今日わかったことはうまく文章にできないが、なんとか記録しておかなければと思った。

孫が生まれた日の帰り、なぜ涙がこぼれたのか。去年、今年とたくさんの生と死を目の当たりにした私は、なんとなく命の正体が理解できつつある。それを例えるならば、

* 奇跡のようなもの
* 儚いもの
* 刹那にあるもの
* やがて消えるもの
* 消える運命を抱えて生まれてくるもの

お釈迦様のいう通り、生きることは苦しみである。自分であり続けるということは耐えがたい縛りであり、そこに縛られている限り、この苦しみから逃れられない。なにをしても、因果が付きまとう。生きている限り、我が身から逃れることができないというこの絶望の果てには、闇しか見えない。

残酷なことに、それを知る能力もまた、人間に備わっている。知らずに生きていけばいいものを、気づいてしまったその瞬間から、死によって解き放たれるまで、我が身を呪いながら生き続けるしかない。

それにしても、この底知れぬ苦しみを背負って生まれてくる「命」が、なぜこれほどまでに美しく、まぶしいものなのか。 命そのものは奇跡であり、何ものにも変えがたい宝であるということは、理屈抜きで理解できる。なのに、命を抱えてこの世に生まれるということは、苦しみでしかないのだ。

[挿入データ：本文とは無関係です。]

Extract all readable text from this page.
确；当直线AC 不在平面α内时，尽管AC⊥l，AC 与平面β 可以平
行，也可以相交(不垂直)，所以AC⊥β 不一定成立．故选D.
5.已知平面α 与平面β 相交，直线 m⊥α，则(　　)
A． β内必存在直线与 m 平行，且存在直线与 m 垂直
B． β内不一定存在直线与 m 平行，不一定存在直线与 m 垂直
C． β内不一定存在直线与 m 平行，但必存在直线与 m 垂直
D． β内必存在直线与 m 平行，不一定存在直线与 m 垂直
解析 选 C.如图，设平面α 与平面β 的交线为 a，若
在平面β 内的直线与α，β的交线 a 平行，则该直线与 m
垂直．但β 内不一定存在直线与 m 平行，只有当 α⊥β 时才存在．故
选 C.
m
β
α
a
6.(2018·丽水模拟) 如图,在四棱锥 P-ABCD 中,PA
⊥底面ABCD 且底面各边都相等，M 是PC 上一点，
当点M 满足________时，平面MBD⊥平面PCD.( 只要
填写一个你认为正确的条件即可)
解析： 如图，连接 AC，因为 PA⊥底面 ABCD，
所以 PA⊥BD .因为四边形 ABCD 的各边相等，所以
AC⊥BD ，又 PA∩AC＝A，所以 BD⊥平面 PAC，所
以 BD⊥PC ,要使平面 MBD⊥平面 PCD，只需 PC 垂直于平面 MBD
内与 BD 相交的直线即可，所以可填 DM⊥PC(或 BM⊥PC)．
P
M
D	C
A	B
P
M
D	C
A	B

ならば、人間でありながら人間であることを捨て、命をただ淡々と生きていけばいいとも思う。しかし、この因果な「自分」を生きるからこそ、身をもってこの素晴らしくも凄まじいドラマを経験し、なにかを得ることができるのだ。

私が生まれ、そこから生まれた2つの命が、次の命を育んでいく。そこで繰り返される苦しみや喜びを、身をもって味わうことができるのも、この世を生きてこそ。それを全て投げ出してもいいかと尋ねられると、答えることができない。

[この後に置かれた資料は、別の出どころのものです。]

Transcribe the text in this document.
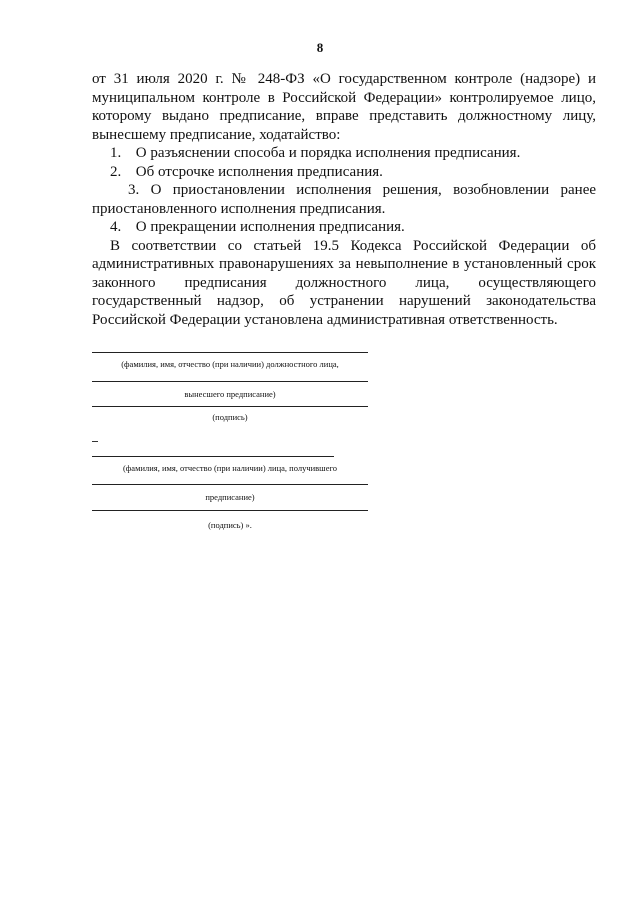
8

от 31 июля 2020 г. № 248-ФЗ «О государственном контроле (надзоре) и муниципальном контроле в Российской Федерации» контролируемое лицо, которому выдано предписание, вправе представить должностному лицу, вынесшему предписание, ходатайство:

1. О разъяснении способа и порядка исполнения предписания.

2. Об отсрочке исполнения предписания.

3. О приостановлении исполнения решения, возобновлении ранее приостановленного исполнения предписания.

4. О прекращении исполнения предписания.

В соответствии со статьей 19.5 Кодекса Российской Федерации об административных правонарушениях за невыполнение в установленный срок законного предписания должностного лица, осуществляющего государственный надзор, об устранении нарушений законодательства Российской Федерации установлена административная ответственность.

(фамилия, имя, отчество (при наличии) должностного лица,
вынесшего предписание)
(подпись)
(фамилия, имя, отчество (при наличии) лица, получившего
предписание)
(подпись) ».
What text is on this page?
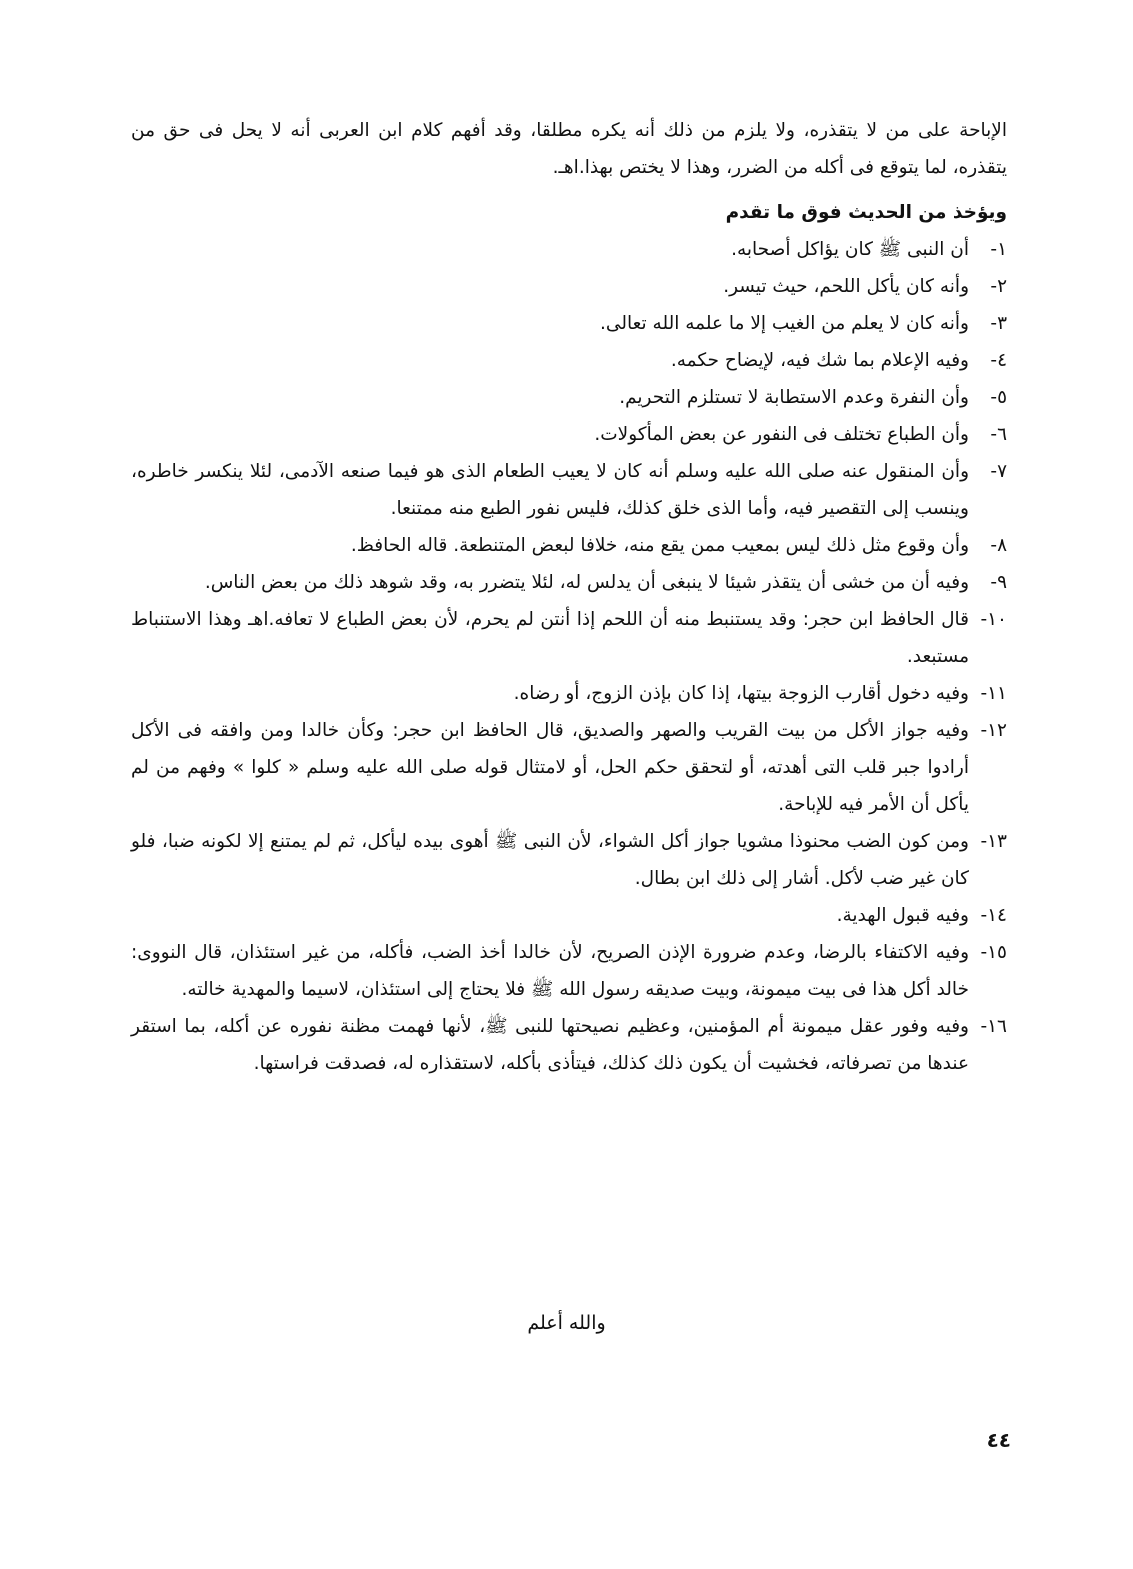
الإباحة على من لا يتقذره، ولا يلزم من ذلك أنه يكره مطلقا، وقد أفهم كلام ابن العربى أنه لا يحل فى حق من يتقذره، لما يتوقع فى أكله من الضرر، وهذا لا يختص بهذا.اهـ.

ويؤخذ من الحديث فوق ما تقدم

١-
أن النبى ﷺ كان يؤاكل أصحابه.
٢-
وأنه كان يأكل اللحم، حيث تيسر.
٣-
وأنه كان لا يعلم من الغيب إلا ما علمه الله تعالى.
٤-
وفيه الإعلام بما شك فيه، لإيضاح حكمه.
٥-
وأن النفرة وعدم الاستطابة لا تستلزم التحريم.
٦-
وأن الطباع تختلف فى النفور عن بعض المأكولات.
٧-
وأن المنقول عنه صلى الله عليه وسلم أنه كان لا يعيب الطعام الذى هو فيما صنعه الآدمى، لئلا ينكسر خاطره، وينسب إلى التقصير فيه، وأما الذى خلق كذلك، فليس نفور الطبع منه ممتنعا.
٨-
وأن وقوع مثل ذلك ليس بمعيب ممن يقع منه، خلافا لبعض المتنطعة. قاله الحافظ.
٩-
وفيه أن من خشى أن يتقذر شيئا لا ينبغى أن يدلس له، لئلا يتضرر به، وقد شوهد ذلك من بعض الناس.
١٠-
قال الحافظ ابن حجر: وقد يستنبط منه أن اللحم إذا أنتن لم يحرم، لأن بعض الطباع لا تعافه.اهـ وهذا الاستنباط مستبعد.
١١-
وفيه دخول أقارب الزوجة بيتها، إذا كان بإذن الزوج، أو رضاه.
١٢-
وفيه جواز الأكل من بيت القريب والصهر والصديق، قال الحافظ ابن حجر: وكأن خالدا ومن وافقه فى الأكل أرادوا جبر قلب التى أهدته، أو لتحقق حكم الحل، أو لامتثال قوله صلى الله عليه وسلم « كلوا » وفهم من لم يأكل أن الأمر فيه للإباحة.
١٣-
ومن كون الضب محنوذا مشويا جواز أكل الشواء، لأن النبى ﷺ أهوى بيده ليأكل، ثم لم يمتنع إلا لكونه ضبا، فلو كان غير ضب لأكل. أشار إلى ذلك ابن بطال.
١٤-
وفيه قبول الهدية.
١٥-
وفيه الاكتفاء بالرضا، وعدم ضرورة الإذن الصريح، لأن خالدا أخذ الضب، فأكله، من غير استئذان، قال النووى: خالد أكل هذا فى بيت ميمونة، وبيت صديقه رسول الله ﷺ فلا يحتاج إلى استئذان، لاسيما والمهدية خالته.
١٦-
وفيه وفور عقل ميمونة أم المؤمنين، وعظيم نصيحتها للنبى ﷺ، لأنها فهمت مظنة نفوره عن أكله، بما استقر عندها من تصرفاته، فخشيت أن يكون ذلك كذلك، فيتأذى بأكله، لاستقذاره له، فصدقت فراستها.
والله أعلم
٤٤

命の儚さと輝きを見つめながら、私でありつつ私ではない、そんな在りようで生きられるのであれば、それが一番いいのかもしれない。

私がいることで生まれる数々のドラマをうまく交わしながら、命の営みを間近で見続けるなんてことができるだろうか。もう二度と母と会えない。そのことを思うだけで涙が止まらないというのに。